En mi caso lo dejé poco después de que me ascendiesen y teniendo una relación fantástica con mis jefes. Además, lo hice para irme a ningún sitio: a pensar. Por supuesto, nadie me creyó. Todos sospechaban que escondía una oferta en la manga. La realidad era distinta. Había subido un escalón y, por fin, podía tener una visión más amplia y realista de la empresa. Entonces comprobé que ninguno de los puestos que veía era compatible con una vida personal normal. El trabajo había dejado de ser lo que era y, a cambio de un poco más de dinero, me pasaba el día en reuniones, atado al teléfono y explicando a los de abajo encargos de los de arriba, instrucciones que no tenía más remedio que defender por estrafalarias que me pareciesen. Quizá me faltó creatividad o paciencia, pero la única salida que encontré fue irme.
Recuerdo que mi último día en aquel trabajo salí tarde. Ya había anochecido, apenas quedaban los de seguridad. Al llegar al aparcamiento, un compañero me dio un susto de muerte. Me esperaba, entre los coches, para despedirse. Se trataba de un jefe intermedio, alguien con quien no tenía confianza, pero con el que compartía reuniones habitualmente. Insistió en tomar una copa y, al segundo gin-tonic, me confesó que, si no fuese por su hipoteca y sus hijos, haría lo mismo. Culpó al trabajo de todo lo que le iba mal y me desveló las mil y una estrategias que ideaba cada semana para salir de allí. Seguro que el alcohol le hizo dramatizar, pero nada me sorprendió demasiado.

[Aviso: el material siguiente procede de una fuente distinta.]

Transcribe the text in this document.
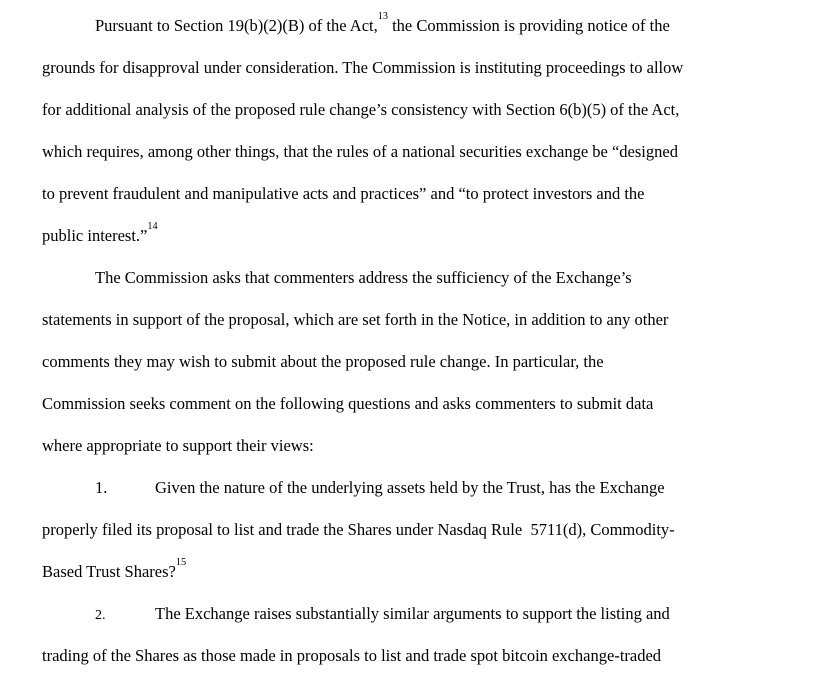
Pursuant to Section 19(b)(2)(B) of the Act,$^{13}$ the Commission is providing notice of the
grounds for disapproval under consideration. The Commission is instituting proceedings to allow
for additional analysis of the proposed rule change’s consistency with Section 6(b)(5) of the Act,
which requires, among other things, that the rules of a national securities exchange be “designed
to prevent fraudulent and manipulative acts and practices” and “to protect investors and the
public interest.”$^{14}$
The Commission asks that commenters address the sufficiency of the Exchange’s
statements in support of the proposal, which are set forth in the Notice, in addition to any other
comments they may wish to submit about the proposed rule change. In particular, the
Commission seeks comment on the following questions and asks commenters to submit data
where appropriate to support their views:
1.	Given the nature of the underlying assets held by the Trust, has the Exchange
properly filed its proposal to list and trade the Shares under Nasdaq Rule  5711(d), Commodity-
Based Trust Shares?$^{15}$
2.	The Exchange raises substantially similar arguments to support the listing and
trading of the Shares as those made in proposals to list and trade spot bitcoin exchange-traded
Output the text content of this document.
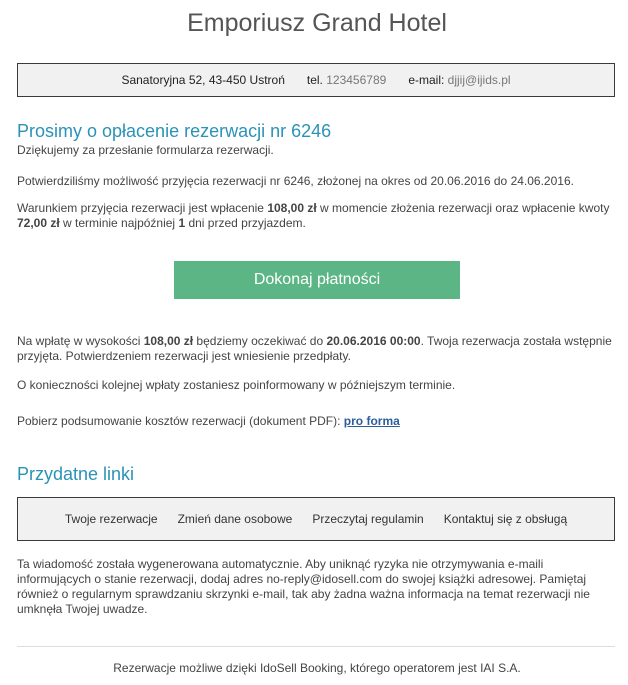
Emporiusz Grand Hotel
Sanatoryjna 52, 43-450 Ustroń tel.
123456789 e-mail:
djjij@ijids.pl
Prosimy o opłacenie rezerwacji nr 6246

Dziękujemy za przesłanie formularza rezerwacji.

Potwierdziliśmy możliwość przyjęcia rezerwacji nr 6246, złożonej na okres od 20.06.2016 do 24.06.2016.

Warunkiem przyjęcia rezerwacji jest wpłacenie 108,00 zł w momencie złożenia rezerwacji oraz wpłacenie kwoty 72,00 zł w terminie najpóźniej 1 dni przed przyjazdem.

Dokonaj płatności

Na wpłatę w wysokości 108,00 zł będziemy oczekiwać do 20.06.2016 00:00. Twoja rezerwacja została wstępnie przyjęta. Potwierdzeniem rezerwacji jest wniesienie przedpłaty.

O konieczności kolejnej wpłaty zostaniesz poinformowany w późniejszym terminie.

Pobierz podsumowanie kosztów rezerwacji (dokument PDF): pro forma

Przydatne linki
Twoje rezerwacje Zmień dane osobowe Przeczytaj regulamin Kontaktuj się z obsługą

Ta wiadomość została wygenerowana automatycznie. Aby uniknąć ryzyka nie otrzymywania e-maili informujących o stanie rezerwacji, dodaj adres no-reply@idosell.com do swojej książki adresowej. Pamiętaj również o regularnym sprawdzaniu skrzynki e-mail, tak aby żadna ważna informacja na temat rezerwacji nie umknęła Twojej uwadze.

Rezerwacje możliwe dzięki IdoSell Booking, którego operatorem jest IAI S.A.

Algún tiempo después me contaron que le diagnosticaron una enfermedad grave. Le imaginé pensando en los años atrapado en un trabajo que le hacía infeliz, que le robaba nueve horas al día, lamentando no haber sido capaz de cambiar de vida, dándose cuenta tarde de que el tiempo que tenemos es limitado y nunca sabemos cuánto queda. Tras un largo tratamiento, afortunadamente se recuperó. Supongo que una experiencia así debe remover los pilares de cualquiera y llevarle a replantearse muchas cosas. Esta persona regresó a su trabajo y hoy sigue en el mismo puesto. Por triste que pueda parecer, no veo en su ejemplo un gramo de cobardía o conformismo, solo el esfuerzo de un padre para sacar adelante a su familia de la mejor manera que puede.
Digan lo que digan los manuales de coaching, no todo el mundo puede permitirse el lujo de firmar su finiquito y lanzarse a perseguir su verdadera vocación. Las curvas y responsabilidades de la vida tejen, en ocasiones, callejones de difícil salida. Sin embargo, no siempre es así. Luego están esos otros casos, donde lo único que frena ese paso es un miedo difuso a la incertidumbre, un temor alimentado por la cultura de mejor lo malo conocido que lo bueno por conocer, ideas que se vuelven coartadas para aplazar una decisión que finalmente nunca llega.
Cuando agobio a mi Lama con mis dudas acerca de su proyecto, me llama ‘pincha-sueños’. Dice que tengo un ojo de halcón para ver las dificultades, pero un talento todavía mayor para contárselas con todo lujo de detalles. Estos días, él y yo coincidimos poco, aunque sólo nos separe un pasillo. Cuando voy a la cocina, le espío a través de la puerta entreabierta del estudio. Le veo concentrado pegado al portátil, siguiendo tutoriales y aprendiendo cosas que tienen que ver con diseño web e impuestos. Podría jugar a parecer el novio perfecto y asegurar que creo al cien por cien en su proyecto. Lo cierto es que el ‘pincha-sueños’ tiene alguna duda. Sin embargo, deseo de corazón que salga bien y, si hay algo de lo que estoy seguro, es de la suerte de estar con alguien que se atreve; alguien que, aun teniendo miedo como el resto del mundo, no se ha resignado a quedarse en un sitio que no le gusta, conformándose con imaginar vidas que no se atreve a intentar.